DivClust: Controlling Diversity in Deep Clustering
A method for controlling diversity between clusterings in deep clustering frameworks.
DivClust extends deep clustering frameworks so that they can learn to cluster data in multiple ways with a controlled degree of diversity between them. This leads to a) multiple ways of partitioning the data and b) more robust single-clustering results using consensus clustering.
Clustering has been a major research topic in the field of machine learning, one to which Deep Learning has recently been applied with significant success. However, an aspect of clustering that is not addressed by existing deep clustering methods, is that of efficiently producing multiple, diverse partitionings for a given dataset.
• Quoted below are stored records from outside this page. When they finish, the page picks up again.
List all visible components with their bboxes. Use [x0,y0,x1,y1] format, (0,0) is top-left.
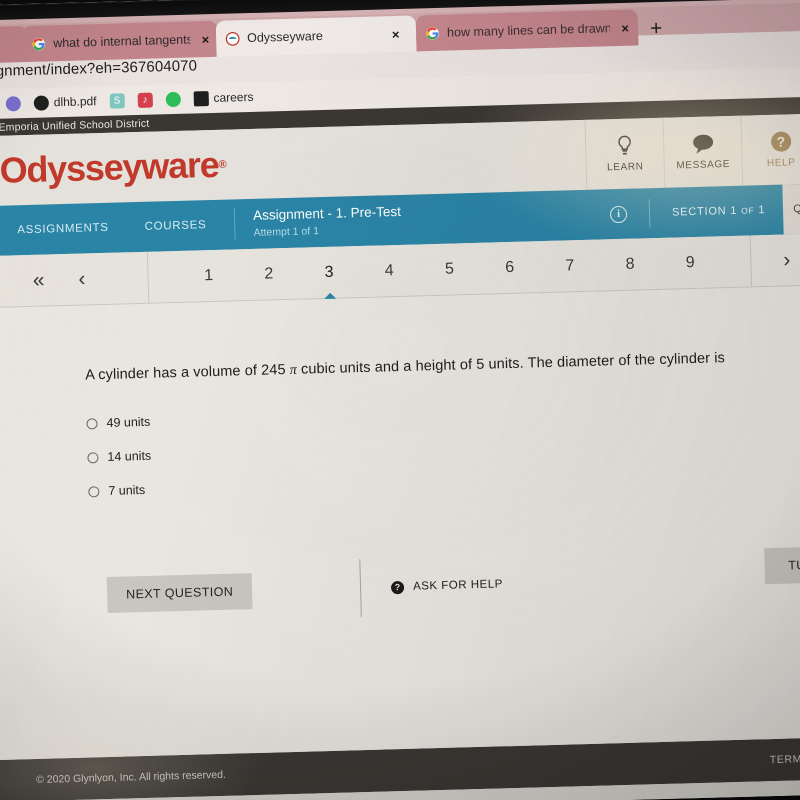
message-label: MESSAGE [676,158,731,172]
nav-divider [648,199,651,228]
speech-bubble-icon [690,132,715,155]
bookmark-sheets[interactable]: S [109,92,125,109]
pager-page-8[interactable]: 8 [625,255,634,273]
info-icon[interactable]: i [609,205,628,223]
section-of: OF [740,205,755,216]
tab-close-icon[interactable]: × [621,20,629,35]
assignment-label: Assignment [252,205,324,223]
district-name: Emporia Unified School District [0,117,150,134]
pager-page-1[interactable]: 1 [204,267,213,285]
assignment-name: - 1. Pre-Test [323,203,402,221]
tab-title: how many lines can be drawn in [446,21,611,40]
next-question-button[interactable]: NEXT QUESTION [106,573,253,613]
pager-page-2[interactable]: 2 [264,265,273,283]
terms-link[interactable]: TERMS O [770,753,800,766]
assignment-info: Assignment - 1. Pre-Test Attempt 1 of 1 [233,203,402,241]
logo-text: Odysseyware [0,143,220,191]
spotify-icon [165,91,181,107]
turn-in-button[interactable]: TURN [763,545,800,585]
bookmark-careers[interactable]: careers [193,89,254,106]
pager-page-6[interactable]: 6 [505,258,514,276]
globe-icon [33,94,50,111]
pager-page-4[interactable]: 4 [385,262,394,280]
bookmark-spotify[interactable] [165,91,181,107]
letter-s-icon: S [109,92,125,109]
assignment-attempt: Attempt 1 of 1 [253,225,320,239]
question-tab[interactable]: QU [782,183,800,235]
google-icon [31,36,46,51]
pager-arrows: « ‹ [0,251,150,308]
registered-mark: ® [218,158,226,171]
folder-icon [193,90,209,106]
bookmark-dlhb-pdf[interactable]: dlhb.pdf [33,94,97,111]
pager-page-7[interactable]: 7 [565,257,574,275]
question-circle-icon: ? [769,130,792,153]
ask-for-help-label: ASK FOR HELP [412,578,503,593]
browser-tab-1[interactable]: what do internal tangents look li × [21,20,219,63]
answer-option-label: 14 units [107,448,152,464]
tab-close-icon[interactable]: × [392,26,400,41]
tab-title: what do internal tangents look li [53,32,191,51]
pager-prev-button[interactable]: ‹ [78,267,86,291]
answer-option-label: 7 units [108,482,146,498]
action-divider [359,559,362,618]
pager-page-9[interactable]: 9 [686,253,695,271]
pager-next-button[interactable]: › [749,233,800,287]
pager-first-button[interactable]: « [32,268,44,292]
navbar-right: i SECTION 1 OF 1 QU [609,183,800,240]
svg-text:?: ? [776,133,786,149]
nav-assignments[interactable]: ASSIGNMENTS [0,221,127,236]
tab-close-icon[interactable]: × [201,32,209,47]
section-label: SECTION 1 [671,204,738,219]
question-text: A cylinder has a volume of 245 π cubic u… [0,347,800,387]
ask-for-help-button[interactable]: ? ASK FOR HELP [390,578,503,594]
learn-button[interactable]: LEARN [584,117,665,190]
question-content: A cylinder has a volume of 245 π cubic u… [0,285,800,761]
lightbulb-icon [616,135,634,157]
question-text-part2: cubic units and a height of 5 units. The… [296,350,726,378]
learn-label: LEARN [606,161,644,174]
google-icon [425,25,440,40]
action-bar: NEXT QUESTION ? ASK FOR HELP TURN [0,540,800,633]
nav-courses[interactable]: COURSES [126,219,224,234]
tab-title: Odysseyware [246,28,324,45]
messenger-icon [5,95,22,112]
music-note-icon: ♪ [137,92,153,108]
odysseyware-icon [225,31,240,46]
radio-button[interactable] [88,485,100,497]
question-mark-icon: ? [390,580,405,594]
browser-tab-2[interactable]: Odysseyware × [215,15,417,57]
answer-options: 49 units 14 units 7 units [0,386,800,511]
bookmark-messenger[interactable] [5,95,22,112]
assignment-title: Assignment - 1. Pre-Test [253,204,401,225]
question-text-part1: A cylinder has a volume of 245 [85,361,290,384]
bookmark-music[interactable]: ♪ [137,92,153,108]
screen-photo: Fl × what do internal tangents look li ×… [0,0,800,800]
help-button[interactable]: ? HELP [740,113,800,186]
section-total: 1 [758,204,766,217]
message-button[interactable]: MESSAGE [662,115,743,188]
bookmark-label: dlhb.pdf [53,94,97,110]
answer-option-label: 49 units [106,414,151,430]
new-tab-button[interactable]: + [650,17,663,41]
radio-button[interactable] [87,451,99,463]
pager-page-3[interactable]: 3 [324,263,333,281]
copyright-text: © 2020 Glynlyon, Inc. All rights reserve… [35,768,227,786]
chromebook-screen: Fl × what do internal tangents look li ×… [0,0,800,800]
section-indicator: SECTION 1 OF 1 [672,204,766,219]
radio-button[interactable] [86,417,98,429]
bookmark-label: careers [213,89,254,105]
help-label: HELP [766,157,796,169]
browser-tab-3[interactable]: how many lines can be drawn in × [415,9,639,52]
pager-page-5[interactable]: 5 [445,260,454,278]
This is particularly important, as a diverse set of base clusterings are necessary for consensus clustering, which has been found to produce better and more robust results than relying on a single clustering. This gap is addressed by DivClust, a diversity controlling loss that can be incorporated into existing deep clustering frameworks to produce multiple clusterings with the desired degree of diversity. DivClust a) effectively controls diversity across frameworks and datasets with very small additional computational cost, b) learns sets of clusterings that include solutions that significantly outperform single-clustering baselines, and c) using off-the-shelf consensus clustering algorithms, DivClust produces consensus clustering solutions that consistently outperform single-clustering outcomes, effectively improving the performance of the base deep clustering framework.